Tampoco se movieron cuando la procesión fue desapareciendo por el portón oscuro de la iglesia, pero, aunque nos quedamos mucho rato esperándolas, nadie salió con ellas. Mamá nos prometió que, al dia siguiente, iríamos a visitar al señor cura y que nos las traeríamos a casa. "Ahora, como ya es tan de noche, habrá preferido don Pascual que se quedan a dormir en su jardín", nos dijo.

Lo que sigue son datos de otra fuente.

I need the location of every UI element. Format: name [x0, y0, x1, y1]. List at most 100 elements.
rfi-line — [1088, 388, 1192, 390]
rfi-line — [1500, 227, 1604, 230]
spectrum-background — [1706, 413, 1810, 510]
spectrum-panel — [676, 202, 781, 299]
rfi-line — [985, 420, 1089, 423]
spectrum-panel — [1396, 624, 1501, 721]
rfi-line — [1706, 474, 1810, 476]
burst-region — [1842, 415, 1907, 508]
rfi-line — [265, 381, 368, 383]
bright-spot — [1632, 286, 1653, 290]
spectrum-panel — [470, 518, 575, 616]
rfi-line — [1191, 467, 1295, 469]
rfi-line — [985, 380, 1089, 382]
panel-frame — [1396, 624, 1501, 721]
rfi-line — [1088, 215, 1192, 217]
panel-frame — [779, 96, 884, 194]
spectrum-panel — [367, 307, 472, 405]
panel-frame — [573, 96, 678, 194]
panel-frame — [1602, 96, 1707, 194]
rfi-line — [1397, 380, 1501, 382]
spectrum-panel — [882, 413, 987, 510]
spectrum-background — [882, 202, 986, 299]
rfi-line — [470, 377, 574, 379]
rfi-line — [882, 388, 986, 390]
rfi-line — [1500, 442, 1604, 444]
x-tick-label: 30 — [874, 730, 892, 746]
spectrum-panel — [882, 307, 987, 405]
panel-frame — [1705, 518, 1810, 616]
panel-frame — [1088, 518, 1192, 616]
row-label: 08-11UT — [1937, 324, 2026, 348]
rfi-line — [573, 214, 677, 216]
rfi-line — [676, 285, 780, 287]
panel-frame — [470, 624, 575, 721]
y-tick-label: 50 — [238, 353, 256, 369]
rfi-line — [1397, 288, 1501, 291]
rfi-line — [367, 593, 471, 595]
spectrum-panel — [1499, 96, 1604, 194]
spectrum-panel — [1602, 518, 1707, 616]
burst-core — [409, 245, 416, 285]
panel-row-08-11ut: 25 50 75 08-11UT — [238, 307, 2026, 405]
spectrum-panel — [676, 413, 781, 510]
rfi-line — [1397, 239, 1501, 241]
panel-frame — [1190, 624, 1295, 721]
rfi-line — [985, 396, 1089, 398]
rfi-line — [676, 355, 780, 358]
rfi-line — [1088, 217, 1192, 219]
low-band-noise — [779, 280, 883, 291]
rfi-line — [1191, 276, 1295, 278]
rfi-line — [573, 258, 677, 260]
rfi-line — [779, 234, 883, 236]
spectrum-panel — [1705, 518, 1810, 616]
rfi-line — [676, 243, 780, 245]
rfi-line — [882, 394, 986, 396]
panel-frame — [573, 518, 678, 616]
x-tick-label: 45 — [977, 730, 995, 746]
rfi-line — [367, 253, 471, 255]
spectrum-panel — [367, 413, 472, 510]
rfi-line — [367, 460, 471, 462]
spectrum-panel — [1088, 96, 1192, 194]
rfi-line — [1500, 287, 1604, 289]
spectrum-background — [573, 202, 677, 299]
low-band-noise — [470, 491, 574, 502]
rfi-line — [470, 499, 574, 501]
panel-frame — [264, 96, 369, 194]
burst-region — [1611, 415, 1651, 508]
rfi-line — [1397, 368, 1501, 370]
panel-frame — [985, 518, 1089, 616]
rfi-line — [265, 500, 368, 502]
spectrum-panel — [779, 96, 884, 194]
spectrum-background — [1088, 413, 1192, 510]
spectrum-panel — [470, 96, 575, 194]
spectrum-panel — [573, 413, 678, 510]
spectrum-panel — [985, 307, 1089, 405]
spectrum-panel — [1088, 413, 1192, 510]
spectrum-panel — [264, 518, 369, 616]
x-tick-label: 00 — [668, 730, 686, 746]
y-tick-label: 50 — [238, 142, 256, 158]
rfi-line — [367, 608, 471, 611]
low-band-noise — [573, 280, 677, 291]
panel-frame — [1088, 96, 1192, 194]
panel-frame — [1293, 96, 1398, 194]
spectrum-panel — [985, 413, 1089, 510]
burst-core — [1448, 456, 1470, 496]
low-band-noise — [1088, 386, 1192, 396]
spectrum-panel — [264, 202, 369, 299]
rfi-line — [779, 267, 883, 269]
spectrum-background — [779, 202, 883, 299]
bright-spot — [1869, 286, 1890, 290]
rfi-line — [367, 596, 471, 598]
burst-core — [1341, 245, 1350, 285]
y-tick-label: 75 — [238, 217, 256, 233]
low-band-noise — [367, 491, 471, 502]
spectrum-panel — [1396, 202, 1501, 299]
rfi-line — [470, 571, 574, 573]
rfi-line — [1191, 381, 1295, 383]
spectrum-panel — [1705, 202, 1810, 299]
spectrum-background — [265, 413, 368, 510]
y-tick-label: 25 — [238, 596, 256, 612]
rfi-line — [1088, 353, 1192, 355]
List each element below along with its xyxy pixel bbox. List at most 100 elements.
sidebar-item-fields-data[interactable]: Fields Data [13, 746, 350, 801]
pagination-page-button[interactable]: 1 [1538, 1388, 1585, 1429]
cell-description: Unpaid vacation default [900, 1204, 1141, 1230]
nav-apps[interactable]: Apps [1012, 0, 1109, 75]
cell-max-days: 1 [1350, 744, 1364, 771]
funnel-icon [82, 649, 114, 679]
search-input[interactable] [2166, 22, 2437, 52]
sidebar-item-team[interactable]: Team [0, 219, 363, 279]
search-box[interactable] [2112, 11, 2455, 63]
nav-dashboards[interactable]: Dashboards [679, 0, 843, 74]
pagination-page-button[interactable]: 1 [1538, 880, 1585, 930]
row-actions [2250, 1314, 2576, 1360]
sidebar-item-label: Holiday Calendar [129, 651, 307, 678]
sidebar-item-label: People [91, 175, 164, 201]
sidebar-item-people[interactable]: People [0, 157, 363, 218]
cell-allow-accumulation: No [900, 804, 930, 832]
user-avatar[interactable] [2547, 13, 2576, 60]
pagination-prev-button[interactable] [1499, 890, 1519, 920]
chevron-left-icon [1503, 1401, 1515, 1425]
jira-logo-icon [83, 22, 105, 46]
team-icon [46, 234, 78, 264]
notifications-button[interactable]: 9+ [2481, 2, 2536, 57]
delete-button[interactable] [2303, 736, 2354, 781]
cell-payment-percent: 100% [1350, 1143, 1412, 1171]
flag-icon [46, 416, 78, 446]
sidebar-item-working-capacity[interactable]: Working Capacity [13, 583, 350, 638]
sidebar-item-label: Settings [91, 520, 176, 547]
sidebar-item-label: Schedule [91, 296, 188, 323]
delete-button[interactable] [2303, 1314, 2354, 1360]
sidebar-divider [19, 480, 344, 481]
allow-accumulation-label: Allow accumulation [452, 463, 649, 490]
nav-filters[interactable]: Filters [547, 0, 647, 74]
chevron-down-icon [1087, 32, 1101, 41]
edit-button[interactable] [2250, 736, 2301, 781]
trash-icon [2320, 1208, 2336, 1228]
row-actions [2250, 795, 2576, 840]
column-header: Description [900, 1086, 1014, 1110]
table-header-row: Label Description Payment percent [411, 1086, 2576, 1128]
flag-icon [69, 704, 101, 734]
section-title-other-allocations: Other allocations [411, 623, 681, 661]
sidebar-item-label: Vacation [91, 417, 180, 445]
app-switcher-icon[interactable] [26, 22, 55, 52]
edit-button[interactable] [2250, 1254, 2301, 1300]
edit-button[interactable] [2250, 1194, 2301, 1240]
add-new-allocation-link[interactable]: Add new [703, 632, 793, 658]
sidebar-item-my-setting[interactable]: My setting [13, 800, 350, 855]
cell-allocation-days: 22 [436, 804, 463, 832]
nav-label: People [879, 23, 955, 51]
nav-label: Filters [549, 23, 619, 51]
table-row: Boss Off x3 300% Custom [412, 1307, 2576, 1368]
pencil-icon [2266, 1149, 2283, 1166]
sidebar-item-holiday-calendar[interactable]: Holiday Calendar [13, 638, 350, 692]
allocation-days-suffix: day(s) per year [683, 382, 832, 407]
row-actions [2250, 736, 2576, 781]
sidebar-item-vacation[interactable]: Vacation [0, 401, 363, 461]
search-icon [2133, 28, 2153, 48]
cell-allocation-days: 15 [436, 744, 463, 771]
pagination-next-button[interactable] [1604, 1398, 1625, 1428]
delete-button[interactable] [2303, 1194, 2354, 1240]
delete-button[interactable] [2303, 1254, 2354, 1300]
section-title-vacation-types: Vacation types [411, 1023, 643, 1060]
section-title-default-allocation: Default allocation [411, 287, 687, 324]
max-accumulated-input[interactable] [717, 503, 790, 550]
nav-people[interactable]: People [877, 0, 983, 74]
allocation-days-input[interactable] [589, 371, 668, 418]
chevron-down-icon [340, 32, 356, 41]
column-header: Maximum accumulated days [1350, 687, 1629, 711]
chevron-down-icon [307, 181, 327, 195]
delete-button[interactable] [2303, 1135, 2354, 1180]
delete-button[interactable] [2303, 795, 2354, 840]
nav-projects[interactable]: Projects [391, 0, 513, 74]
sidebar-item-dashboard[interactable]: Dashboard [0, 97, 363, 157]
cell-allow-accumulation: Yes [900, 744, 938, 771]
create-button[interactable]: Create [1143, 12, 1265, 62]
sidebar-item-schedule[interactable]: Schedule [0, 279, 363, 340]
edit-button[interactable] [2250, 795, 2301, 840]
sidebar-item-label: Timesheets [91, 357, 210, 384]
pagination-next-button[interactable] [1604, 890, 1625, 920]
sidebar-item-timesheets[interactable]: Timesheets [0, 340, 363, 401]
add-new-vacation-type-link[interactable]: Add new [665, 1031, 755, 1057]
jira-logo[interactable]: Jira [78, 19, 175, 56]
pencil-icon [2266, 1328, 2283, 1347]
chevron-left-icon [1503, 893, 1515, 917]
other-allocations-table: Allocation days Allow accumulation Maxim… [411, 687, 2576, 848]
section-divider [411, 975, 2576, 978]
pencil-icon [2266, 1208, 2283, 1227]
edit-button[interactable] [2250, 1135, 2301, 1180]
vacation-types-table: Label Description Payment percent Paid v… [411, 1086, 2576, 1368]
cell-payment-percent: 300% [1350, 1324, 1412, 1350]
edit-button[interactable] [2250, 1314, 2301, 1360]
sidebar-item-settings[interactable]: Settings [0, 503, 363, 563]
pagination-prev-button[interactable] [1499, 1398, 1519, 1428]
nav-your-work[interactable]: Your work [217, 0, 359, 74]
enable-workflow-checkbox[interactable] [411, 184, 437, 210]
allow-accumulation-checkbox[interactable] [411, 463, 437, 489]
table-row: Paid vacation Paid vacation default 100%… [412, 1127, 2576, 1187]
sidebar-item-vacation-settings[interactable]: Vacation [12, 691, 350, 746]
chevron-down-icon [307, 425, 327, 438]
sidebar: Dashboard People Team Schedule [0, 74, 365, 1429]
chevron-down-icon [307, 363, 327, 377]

Fuimos y no había jardín, sino un patio con tiestos en el suelo y una parra con uvas. Estaban dos Pascual y otro cura más gordo sentados en sillones de paja delante de una mesa de tijera. Encima de la mesa había un hule, una frasca de vino, un sifón, dos platos de loza y aquel olor tan rico que al llegar estas fechas te aprieta la garganta. Don Pascual se levantó deprisa, con la mueca grasienta y sonriente, y vino hacia nosotros, no sin antes lanzar la servilleta sobre el guiso del plato. El otro cura también se levantó, con un hueso en la mano, y quería mirarnos, pero don Pascual le tapaba con su corpachón negro. La criada, al fondo, cabeceaba pasmada.

Salimos sin las palomas y en silencio, y en silencio llegamos hasta cerca de casa. Entonces Mary gritó: "¡La uri canuta!" y se echó a correr con los brazos abiertos. Pero no la seguimos. Ella fue, poco a poco, amainando en la carrera, y, al llegar junto al banco debajo de la acacia, se dejó caer de bruces, sobre él. Pero a ti siempre te dio vergüenza de que te vieran llorar.